Mary Higgins Clark deserves her title as the queen of suspense. Her addictive thrillers have made her today's most widely read female mystery writer. Not long ago her five-book deal brought her a $64 million advance. Not shabby. PT visited Clark, at her Saddle River estate in New Jersey.
Why do you often write about psychopaths?
It's much more compelling fiction when someone has a psychological problem. I'm writing one now that involves a high school reunion—Nighttime Is My Time.
The serial killer had been totally rejected in high school. It all comes down to motivation. Why does a person cross the line and take a human life?
How did you learn to tell a story?
It was the single talent that's always been there.
You told stories when you were a kid.
Yes. And oddly enough, they were scary stories.

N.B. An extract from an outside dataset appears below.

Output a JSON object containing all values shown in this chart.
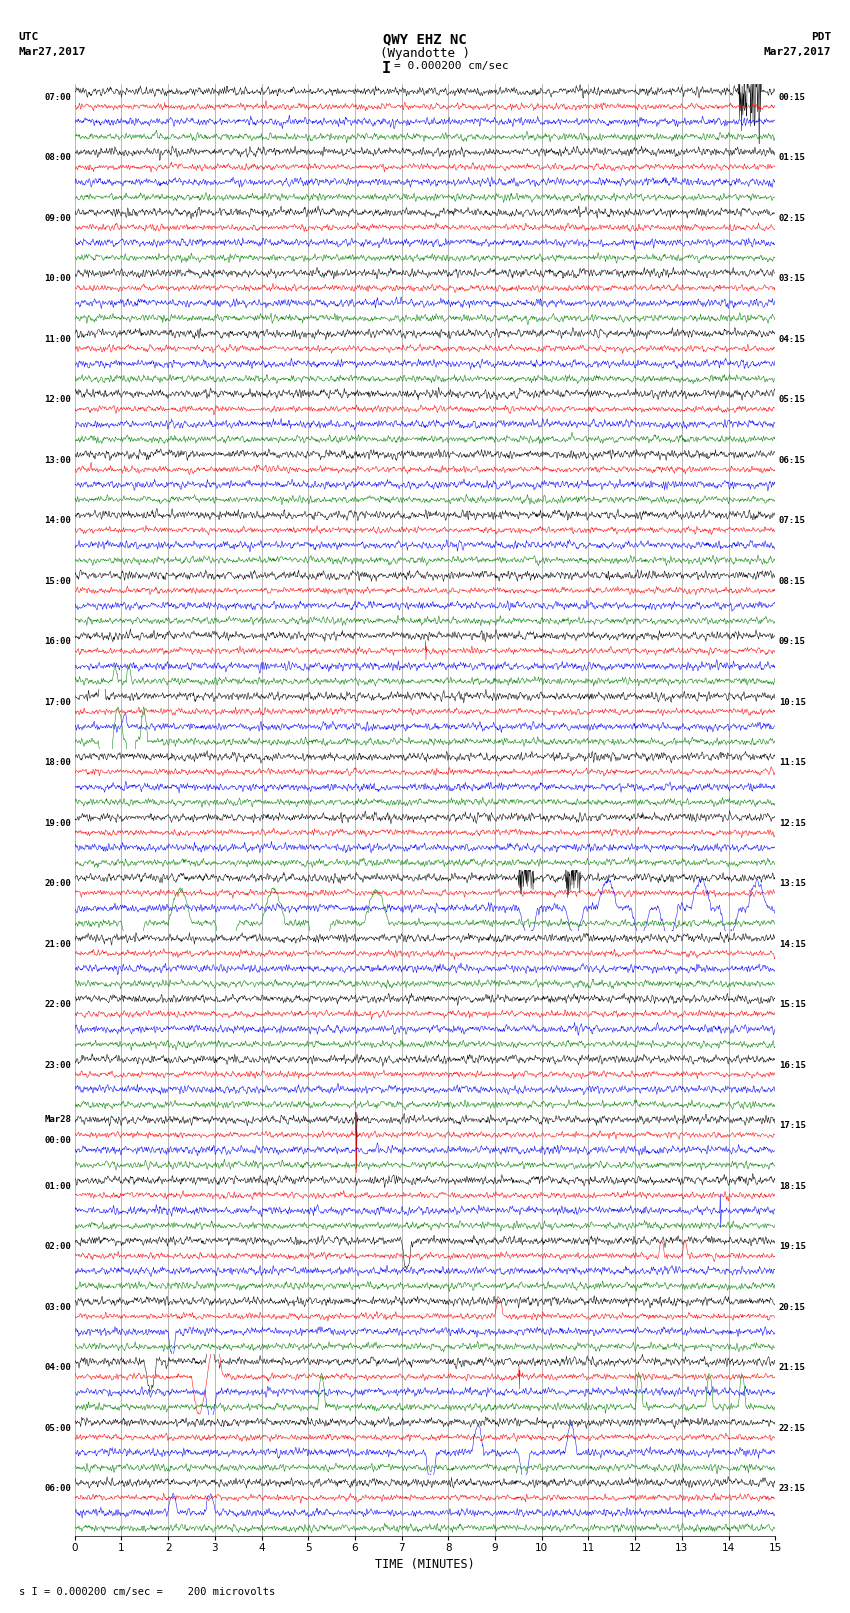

What's your creative process?
Don't think the Holy Spirit sits on my shoulder. It's writing and rewriting and rewriting. In the first pages [of writing a book] I think, "Who are these people? Do I believe this? Do I understand them?"
I drag them through the first 50 or 70 pages. But then, because they're grounded, a character will suddenly put his hat on and leave the scene. I say, "Wait a minute, you have to stay here." And they say, "No, no, give the line to her." That's when they're dancing for me. I'm just along for the ride.
Can anyone learn to write?
No. You have to have the ability to tell a story; you have to have the talent and the desire and the compulsion to write—you write on the bus, when the kids are asleep, in the morning, at night. Writers are not very comfortable if they're not working. People say to me, "I'm going to write a book as soon as I quit my job…as soon as the kids grow up…as soon as the dog dies." These are perfectly valid excuses, but there will always be a new set of excuses.
When your first husband died, you had to raise five young kids…
And I wasn't sure whether I was pregnant when [he] died. When I realized I wasn't, I was almost disappointed. I could have handled six.
But you wrote fiction at five in the morning and then went off to work as a radio scriptwriter. What motivated you?
When you have children, you don't have the right to stop. Children deserve a happy life. If they've lost a father they loved, they can't lose the mother, as well.
You remarried at 68. Do you believe people can find love at any age?
Absolutely. You only have to meet one. [My daughter] Patti said, "Have I got a hunk for you." John lived only four miles away.